Du côté patronal, François Chérèque dit sa préférence pour éviter l’éclatement de la représentation patronale et par cela pour que l’économie sociale soit une branche du Medef, considérant que l’éparpillement serait un frein à l’évolution du droit social et le droit des salariés. Prenant l’exemple de l’Allemagne où il y a une plus grande unité des représentations des salariés et des entreprises, il indique que c’est sans doute un des éléments qui fait la force du dialogue social allemand. Mais l’unité ne doit pas néanmoins conduire à la sur-représentation d’une catégorie d’employeurs (Pme ou grandes entreprises du « Cac 40 »). Il faut trouver un équilibre pour que les organisations retraduisent la diversité des situations et des acteurs. Au-delà de la question de la représentation de l’économie sociale, il apparaît déterminant que le secteur progresse sur la façon dont les entreprises exercent leurs responsabilités d’employeur.
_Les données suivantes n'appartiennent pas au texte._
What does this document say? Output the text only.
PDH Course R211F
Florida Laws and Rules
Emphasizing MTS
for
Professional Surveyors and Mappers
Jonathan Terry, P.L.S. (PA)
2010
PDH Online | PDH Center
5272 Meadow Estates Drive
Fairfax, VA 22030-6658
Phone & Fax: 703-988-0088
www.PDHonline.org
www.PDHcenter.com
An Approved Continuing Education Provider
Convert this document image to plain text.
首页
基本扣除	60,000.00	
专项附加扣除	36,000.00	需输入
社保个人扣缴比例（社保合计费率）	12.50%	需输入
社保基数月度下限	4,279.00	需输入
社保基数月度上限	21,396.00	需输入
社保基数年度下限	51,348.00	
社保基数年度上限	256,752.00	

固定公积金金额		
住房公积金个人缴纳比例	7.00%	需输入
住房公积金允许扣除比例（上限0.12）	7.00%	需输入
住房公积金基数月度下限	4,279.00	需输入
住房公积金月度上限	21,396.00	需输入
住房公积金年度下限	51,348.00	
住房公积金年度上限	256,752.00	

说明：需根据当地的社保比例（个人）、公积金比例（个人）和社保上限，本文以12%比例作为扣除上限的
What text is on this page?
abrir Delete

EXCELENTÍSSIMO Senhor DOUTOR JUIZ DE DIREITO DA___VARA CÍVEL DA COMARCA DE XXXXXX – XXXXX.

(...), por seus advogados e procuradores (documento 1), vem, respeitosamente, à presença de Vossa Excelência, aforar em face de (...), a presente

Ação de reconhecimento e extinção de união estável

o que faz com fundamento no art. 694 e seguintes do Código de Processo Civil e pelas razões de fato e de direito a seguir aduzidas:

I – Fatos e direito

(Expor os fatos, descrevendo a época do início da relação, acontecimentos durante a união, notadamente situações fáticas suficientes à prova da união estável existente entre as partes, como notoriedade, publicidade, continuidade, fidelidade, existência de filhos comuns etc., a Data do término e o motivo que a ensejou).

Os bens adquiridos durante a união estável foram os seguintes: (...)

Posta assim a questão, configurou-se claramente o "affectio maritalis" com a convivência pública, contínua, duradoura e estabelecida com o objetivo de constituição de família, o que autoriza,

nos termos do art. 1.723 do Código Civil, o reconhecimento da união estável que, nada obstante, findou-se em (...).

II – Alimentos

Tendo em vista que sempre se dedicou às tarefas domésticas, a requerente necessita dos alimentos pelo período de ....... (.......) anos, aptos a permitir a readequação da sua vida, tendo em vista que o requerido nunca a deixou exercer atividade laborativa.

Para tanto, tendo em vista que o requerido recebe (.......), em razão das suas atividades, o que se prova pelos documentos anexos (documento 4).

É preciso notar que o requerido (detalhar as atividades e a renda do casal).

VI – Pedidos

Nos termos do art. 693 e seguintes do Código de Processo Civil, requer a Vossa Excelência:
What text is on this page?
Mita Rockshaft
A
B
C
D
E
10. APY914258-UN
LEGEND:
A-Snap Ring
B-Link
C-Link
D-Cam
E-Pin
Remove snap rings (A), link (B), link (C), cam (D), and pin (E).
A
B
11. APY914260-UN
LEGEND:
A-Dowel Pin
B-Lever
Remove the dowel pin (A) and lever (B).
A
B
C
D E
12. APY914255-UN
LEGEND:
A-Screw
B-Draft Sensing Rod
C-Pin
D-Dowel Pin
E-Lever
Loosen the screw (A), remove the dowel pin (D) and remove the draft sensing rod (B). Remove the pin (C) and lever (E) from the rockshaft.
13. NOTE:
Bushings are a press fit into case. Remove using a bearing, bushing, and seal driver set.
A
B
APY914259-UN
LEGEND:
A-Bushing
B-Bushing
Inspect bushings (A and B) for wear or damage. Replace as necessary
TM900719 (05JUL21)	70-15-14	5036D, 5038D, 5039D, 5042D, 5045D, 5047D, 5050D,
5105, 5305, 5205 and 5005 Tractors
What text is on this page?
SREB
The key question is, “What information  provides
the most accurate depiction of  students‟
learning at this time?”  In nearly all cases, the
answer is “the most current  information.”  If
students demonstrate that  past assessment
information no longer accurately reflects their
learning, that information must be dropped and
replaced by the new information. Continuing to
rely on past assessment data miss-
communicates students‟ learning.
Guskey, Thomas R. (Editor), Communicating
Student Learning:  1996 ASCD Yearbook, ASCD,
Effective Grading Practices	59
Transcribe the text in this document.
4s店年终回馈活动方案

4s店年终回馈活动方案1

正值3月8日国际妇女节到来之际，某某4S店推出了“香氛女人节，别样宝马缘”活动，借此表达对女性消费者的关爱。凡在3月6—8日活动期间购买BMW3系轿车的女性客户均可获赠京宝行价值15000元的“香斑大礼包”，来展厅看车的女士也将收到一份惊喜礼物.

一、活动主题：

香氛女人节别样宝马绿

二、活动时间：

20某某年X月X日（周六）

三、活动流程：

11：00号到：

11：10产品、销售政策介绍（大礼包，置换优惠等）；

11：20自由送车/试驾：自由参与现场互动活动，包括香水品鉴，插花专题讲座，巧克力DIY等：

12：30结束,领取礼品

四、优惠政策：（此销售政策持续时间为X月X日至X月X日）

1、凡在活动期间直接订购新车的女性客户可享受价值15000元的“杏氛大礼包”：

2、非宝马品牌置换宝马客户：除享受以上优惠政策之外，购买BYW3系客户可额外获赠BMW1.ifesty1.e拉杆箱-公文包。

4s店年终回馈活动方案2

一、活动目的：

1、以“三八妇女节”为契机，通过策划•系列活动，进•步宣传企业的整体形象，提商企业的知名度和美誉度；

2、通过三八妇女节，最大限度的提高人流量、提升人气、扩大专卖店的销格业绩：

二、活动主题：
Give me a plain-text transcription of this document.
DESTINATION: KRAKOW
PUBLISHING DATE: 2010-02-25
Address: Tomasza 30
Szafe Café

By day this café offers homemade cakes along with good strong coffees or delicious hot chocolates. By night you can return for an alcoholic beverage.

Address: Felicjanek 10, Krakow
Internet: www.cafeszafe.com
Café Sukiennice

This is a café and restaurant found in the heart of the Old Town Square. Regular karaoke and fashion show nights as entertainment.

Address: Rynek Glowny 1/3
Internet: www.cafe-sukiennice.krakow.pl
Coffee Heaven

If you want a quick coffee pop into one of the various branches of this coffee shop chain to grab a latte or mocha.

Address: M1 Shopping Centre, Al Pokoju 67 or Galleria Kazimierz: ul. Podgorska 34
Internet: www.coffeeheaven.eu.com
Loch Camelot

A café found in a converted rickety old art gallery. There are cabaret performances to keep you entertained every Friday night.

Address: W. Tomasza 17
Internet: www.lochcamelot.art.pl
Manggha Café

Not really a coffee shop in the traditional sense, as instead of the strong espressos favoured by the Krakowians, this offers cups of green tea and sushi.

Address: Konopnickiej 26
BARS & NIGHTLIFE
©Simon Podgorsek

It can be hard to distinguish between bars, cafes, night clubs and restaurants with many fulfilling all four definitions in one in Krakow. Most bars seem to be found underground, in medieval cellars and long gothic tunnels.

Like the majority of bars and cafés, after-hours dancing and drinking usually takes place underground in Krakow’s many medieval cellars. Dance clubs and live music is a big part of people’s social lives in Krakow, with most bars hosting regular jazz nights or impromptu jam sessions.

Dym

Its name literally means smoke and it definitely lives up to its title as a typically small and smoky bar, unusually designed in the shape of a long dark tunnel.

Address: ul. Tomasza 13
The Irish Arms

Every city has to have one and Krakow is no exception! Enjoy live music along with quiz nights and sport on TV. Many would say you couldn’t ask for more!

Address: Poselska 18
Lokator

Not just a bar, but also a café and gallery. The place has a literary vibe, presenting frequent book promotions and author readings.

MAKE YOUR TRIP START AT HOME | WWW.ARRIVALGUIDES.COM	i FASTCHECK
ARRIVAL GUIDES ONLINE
Au-delà de l’entreprise, les syndicats doivent aussi s’interroger sur les lieux de représentation et de leur pouvoir réel, comme par exemple pour la gestion de l’assurance maladie. C’est pour cela qu’il convient de pouvoir progressivement développer des alliances entre les différentes expressions de la société civile, pour être en capacité d’offrir une réelle résistance à la société des experts qui occupe de plus en plus d’espace. Il faut veiller à investir des lieux de « contre-pouvoir » où on peut peser, éventuellement avec d’autres plutôt que de chercher des pseudos espaces de gestion où les acteurs n’ont que l’illusion du pouvoir.
En conclusion de ses propos, François Chérèque attire l’attention sur les dossiers en cours de discussions (création du pôle emploi, modernisation du marché du travail, parcours professionnel, retraites…).